For decades, it’s been nearly impossible to miss the message that fat is bad: The more we banished fat from our plates, the better off (thinner, healthier) we’d be. Eating fat, we were told, made you fat and increased the risk of heart disease and other illnesses.

That notion really took hold following the release of a 1977 Congressional report called “Dietary Goals for the United States,” which suggested Americans eat less fat; the National Institutes of Health soon joined the low-fat chorus. Food manufacturers raced to create low-fat processed food products — Snackwells, anyone? — to take advantage of Americans’ shifting eating patterns.

But once we started eating less fat, it was inevitable we’d start eating more of something else. Carbohydrates started taking up a larger and larger portion of our meals. Today, more than half of the average American’s daily caloric intake comes in the form of carbohydrates — twice what nutritionists recommend. Over the years, annual grain consumption has risen by almost 60 pounds per person, according to a story called “What if It’s All Been a Big Fat Lie?” in the New York Times. We also started eating more total calories — 400 more a day — perhaps, in part, because fats are more filling than other foods. Without them, we’re hungrier.
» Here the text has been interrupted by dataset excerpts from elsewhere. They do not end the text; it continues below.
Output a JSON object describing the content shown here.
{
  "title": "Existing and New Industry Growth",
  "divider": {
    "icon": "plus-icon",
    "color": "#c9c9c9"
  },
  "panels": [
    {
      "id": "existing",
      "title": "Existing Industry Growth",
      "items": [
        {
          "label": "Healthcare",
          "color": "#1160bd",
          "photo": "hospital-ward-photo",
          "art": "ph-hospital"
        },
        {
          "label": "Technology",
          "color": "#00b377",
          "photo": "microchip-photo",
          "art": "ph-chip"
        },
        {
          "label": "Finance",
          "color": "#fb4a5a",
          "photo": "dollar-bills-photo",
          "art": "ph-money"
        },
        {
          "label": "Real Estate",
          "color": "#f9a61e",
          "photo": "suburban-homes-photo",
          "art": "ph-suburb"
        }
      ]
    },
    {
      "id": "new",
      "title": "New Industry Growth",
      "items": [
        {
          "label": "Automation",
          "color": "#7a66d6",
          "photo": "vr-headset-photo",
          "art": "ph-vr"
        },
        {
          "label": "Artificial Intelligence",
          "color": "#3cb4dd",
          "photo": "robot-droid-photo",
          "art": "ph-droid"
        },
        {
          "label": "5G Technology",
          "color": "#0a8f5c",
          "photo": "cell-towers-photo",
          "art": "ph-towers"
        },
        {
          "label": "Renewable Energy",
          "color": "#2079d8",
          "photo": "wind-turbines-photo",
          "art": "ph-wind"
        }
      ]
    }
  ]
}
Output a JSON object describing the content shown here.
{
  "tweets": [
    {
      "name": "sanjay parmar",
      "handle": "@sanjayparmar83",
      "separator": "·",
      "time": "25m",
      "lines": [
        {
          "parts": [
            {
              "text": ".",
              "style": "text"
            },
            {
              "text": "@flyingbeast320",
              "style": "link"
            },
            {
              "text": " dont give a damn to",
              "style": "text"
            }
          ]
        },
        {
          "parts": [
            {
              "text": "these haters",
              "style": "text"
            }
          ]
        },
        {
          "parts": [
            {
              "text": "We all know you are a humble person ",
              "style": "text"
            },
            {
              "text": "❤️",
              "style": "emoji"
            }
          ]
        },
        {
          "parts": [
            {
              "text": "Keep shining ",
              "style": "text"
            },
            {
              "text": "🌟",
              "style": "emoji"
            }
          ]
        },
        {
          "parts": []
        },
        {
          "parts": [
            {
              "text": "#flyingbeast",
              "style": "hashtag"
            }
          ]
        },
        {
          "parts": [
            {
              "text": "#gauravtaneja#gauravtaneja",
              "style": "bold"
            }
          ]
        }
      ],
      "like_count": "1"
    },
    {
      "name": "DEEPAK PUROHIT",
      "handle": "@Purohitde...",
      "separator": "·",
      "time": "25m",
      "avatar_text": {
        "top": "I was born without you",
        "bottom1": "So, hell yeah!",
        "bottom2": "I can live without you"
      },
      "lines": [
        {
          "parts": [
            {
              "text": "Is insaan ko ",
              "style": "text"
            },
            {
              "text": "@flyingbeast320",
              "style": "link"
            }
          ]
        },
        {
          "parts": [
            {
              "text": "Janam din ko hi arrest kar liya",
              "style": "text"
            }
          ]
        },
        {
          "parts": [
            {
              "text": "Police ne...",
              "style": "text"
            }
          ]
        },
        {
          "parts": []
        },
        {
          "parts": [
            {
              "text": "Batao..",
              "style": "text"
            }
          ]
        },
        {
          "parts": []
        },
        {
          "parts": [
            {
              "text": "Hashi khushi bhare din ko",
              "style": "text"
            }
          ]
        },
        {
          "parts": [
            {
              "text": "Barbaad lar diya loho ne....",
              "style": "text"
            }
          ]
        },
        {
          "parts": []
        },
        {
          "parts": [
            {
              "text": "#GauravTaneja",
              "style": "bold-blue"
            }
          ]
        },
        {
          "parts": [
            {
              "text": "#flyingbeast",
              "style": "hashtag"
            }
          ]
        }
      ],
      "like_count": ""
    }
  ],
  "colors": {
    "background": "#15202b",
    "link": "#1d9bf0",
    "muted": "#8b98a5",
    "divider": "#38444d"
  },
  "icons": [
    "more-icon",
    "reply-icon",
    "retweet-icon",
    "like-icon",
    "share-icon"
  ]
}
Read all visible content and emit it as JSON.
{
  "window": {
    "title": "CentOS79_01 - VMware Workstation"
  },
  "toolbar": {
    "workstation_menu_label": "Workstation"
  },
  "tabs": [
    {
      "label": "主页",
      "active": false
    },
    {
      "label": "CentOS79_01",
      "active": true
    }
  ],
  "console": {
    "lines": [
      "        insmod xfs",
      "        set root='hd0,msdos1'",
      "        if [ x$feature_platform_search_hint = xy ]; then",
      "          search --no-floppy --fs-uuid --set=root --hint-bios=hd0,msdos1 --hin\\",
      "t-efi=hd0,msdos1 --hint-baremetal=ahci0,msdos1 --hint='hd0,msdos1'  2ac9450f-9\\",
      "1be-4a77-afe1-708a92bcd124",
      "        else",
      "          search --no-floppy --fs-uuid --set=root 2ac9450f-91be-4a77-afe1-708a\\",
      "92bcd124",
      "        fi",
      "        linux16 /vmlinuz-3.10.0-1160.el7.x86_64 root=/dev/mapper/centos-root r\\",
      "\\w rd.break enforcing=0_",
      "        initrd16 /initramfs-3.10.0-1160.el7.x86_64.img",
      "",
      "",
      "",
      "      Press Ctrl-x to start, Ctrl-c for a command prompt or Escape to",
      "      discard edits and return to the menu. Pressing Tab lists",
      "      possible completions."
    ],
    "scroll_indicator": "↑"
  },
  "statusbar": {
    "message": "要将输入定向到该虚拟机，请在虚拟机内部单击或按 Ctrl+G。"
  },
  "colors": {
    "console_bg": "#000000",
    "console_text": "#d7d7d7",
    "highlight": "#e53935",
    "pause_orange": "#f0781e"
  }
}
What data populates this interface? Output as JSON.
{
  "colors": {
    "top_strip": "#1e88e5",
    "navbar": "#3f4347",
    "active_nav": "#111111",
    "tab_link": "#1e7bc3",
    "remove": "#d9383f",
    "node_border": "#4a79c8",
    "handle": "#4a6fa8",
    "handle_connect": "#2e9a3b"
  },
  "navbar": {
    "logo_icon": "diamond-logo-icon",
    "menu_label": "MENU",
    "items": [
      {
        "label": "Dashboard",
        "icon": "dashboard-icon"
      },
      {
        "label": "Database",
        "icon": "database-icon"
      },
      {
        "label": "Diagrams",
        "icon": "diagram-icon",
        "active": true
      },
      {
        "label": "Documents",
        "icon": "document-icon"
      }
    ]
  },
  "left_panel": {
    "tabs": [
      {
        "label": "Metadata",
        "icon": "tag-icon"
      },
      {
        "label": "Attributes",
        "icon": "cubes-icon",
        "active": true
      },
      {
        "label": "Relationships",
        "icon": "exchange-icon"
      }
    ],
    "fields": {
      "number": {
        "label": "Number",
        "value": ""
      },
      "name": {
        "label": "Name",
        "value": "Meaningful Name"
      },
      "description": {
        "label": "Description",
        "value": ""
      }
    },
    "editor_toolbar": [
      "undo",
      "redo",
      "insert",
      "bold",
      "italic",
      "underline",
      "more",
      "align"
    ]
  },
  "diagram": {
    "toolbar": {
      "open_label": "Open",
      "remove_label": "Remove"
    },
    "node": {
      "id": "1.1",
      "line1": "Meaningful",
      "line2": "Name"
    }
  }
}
But we didn’t get thinner or healthier; in fact, what’s come to be called “the obesity epidemic” started just a few years later, in the early 1980s. While Americans ate less fat, the percentage of obese Americans, which had previously hovered around 13 percent, shot up to about 25 percent by the late 1980s. Diabetes and heart disease rose, too.

So fat’s reputation is starting to be rehabilitated, while carbohydrates come into the crosshairs. “Fat is not the problem,” Walter Willett, chairman of the department of nutrition at the Harvard School of Public Health, told the Los Angeles Times in “A Reversal on Carbs.” “If Americans could eliminate sugary beverages, potatoes, white bread, pasta, white rice and sugary snacks, we would wipe out almost all the problems we have with weight and diabetes and other metabolic diseases.” Frank Hu, professor of nutrition and epidemiology at the Harvard School of Public Health, told that newspaper, “The country’s big low-fat message backfired. The over emphasis on reducing fat caused the consumption of carbohydrates and sugar in our diets to soar. That shift may be linked to the biggest health problems in America today.”

Even the designation of good and bad foods is turning out to be overly simplistic, as different kinds of fats can be found in most foods. That’s good news for beef. Much of beef’s fat is unsaturated, but, according to the New York Times article, even the rest of its fats are not simply bad: “…even saturated fats…will elevate your bad cholesterol, but they will also elevate your good cholesterol. In other words, it’s a virtual wash… More than two-thirds of the fat in a porterhouse steak, for instance, will definitively improve your cholesterol profile… If you work out the numbers, you come to the surreal conclusion that you can eat lard straight from the can and conceivably reduce your risk of heart disease.”

So perhaps eating fat doesn’t necessarily make you fat, or unhealthy, after all — but that message might take a few years to sink in with consumers who are used to looking for the low-fat label.